President Xi in India

President Xi Jinping will eventually pay us a visit, & it is in our interests to have our house in order when he does


Editorial September 19, 2014

President Xi Jinping of China is currently in India on a three-day visit, there to service an important strategic partnership. He is going to sign a slew of MoUs that centre around trade and investment and discuss the festering border dispute — currently spiking as about 200 Chinese apparently entered territory claimed by India intent on building a road. They left, seemingly amicably. The Modi government has a hill to climb in terms of revitalising the Indian economy that is close to being dead in the water, and needs all the help it can get. Both China and India were on a par with each other in economic terms in the 1980s, but the speed of growth in the Chinese economy has left India panting in its wake.
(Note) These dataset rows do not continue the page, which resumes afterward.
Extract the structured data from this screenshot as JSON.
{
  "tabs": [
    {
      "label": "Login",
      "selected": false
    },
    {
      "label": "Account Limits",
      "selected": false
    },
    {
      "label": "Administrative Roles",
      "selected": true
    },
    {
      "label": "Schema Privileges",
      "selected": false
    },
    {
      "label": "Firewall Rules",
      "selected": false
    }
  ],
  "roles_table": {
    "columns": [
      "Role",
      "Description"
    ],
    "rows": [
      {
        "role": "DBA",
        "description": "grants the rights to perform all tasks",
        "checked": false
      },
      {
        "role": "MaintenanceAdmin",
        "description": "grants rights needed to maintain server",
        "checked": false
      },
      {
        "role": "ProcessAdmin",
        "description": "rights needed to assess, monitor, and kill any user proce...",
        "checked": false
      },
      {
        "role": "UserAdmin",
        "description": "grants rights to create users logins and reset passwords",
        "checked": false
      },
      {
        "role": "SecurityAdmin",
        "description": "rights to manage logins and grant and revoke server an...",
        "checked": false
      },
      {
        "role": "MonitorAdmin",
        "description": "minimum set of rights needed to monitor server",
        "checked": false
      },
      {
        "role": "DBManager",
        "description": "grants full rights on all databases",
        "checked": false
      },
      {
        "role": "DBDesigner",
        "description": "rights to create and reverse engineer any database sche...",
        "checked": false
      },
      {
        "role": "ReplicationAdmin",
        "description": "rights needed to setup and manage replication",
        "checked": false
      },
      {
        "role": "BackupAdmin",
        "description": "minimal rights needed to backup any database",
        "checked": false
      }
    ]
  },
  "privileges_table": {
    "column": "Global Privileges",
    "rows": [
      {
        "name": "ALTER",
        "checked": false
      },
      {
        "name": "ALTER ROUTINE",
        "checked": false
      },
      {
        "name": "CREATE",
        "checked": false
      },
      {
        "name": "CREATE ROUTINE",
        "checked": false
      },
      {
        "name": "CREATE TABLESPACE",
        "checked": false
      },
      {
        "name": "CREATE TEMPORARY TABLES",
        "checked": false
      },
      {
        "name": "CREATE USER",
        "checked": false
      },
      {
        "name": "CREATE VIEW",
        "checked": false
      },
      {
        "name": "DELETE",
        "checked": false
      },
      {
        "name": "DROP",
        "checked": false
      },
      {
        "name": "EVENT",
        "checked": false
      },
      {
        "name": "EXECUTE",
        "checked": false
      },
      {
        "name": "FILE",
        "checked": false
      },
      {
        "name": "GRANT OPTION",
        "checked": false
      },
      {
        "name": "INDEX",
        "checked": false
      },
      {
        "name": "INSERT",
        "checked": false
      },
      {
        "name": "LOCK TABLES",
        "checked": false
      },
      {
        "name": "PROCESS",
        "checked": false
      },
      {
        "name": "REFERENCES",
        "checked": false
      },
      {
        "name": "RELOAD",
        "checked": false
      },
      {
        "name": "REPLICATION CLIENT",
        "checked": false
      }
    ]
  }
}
For the Chinese their interests in India are very similar to what they are in Pakistan — investment in infrastructure that will be of benefit to the Chinese economy and open new markets for Chinese goods, and the creation of industrial zones — or trade corridors in the case of Pakistan. India is reportedly uneasy about the way in which China is active in what it regards as its ‘back garden’ — the Maldives, Nepal, Sri Lanka and Myanmar — and no happier about the deepening Chinese relationship with ourselves. Although there was much huffing and puffing about the delayed visit of the Chinese premier to Pakistan as a result of security concerns, the reality is that the Chinese are not about to walk away from Pakistan any more than they are from India, simply because the benefits to China are potentially so great that a little cross-border irritation is not going to get in the way of doing business.

For its part, China is less than delighted with the warming-up of relations between India and the US, but as America pivots towards the Pacific — events in the Middle East notwithstanding — this has to be seen as another factor in the re-balancing of the geopolitical scales. President Xi Jinping will eventually pay us a visit, and it is in our best interests to have our house in order when he does. Pakistan will probably benefit from such a visit much more than India, as a number of infrastructural projects in Pakistan are dependent upon Chinese funding and technological collaboration.

Published in The Express Tribune, September 20th, 2014.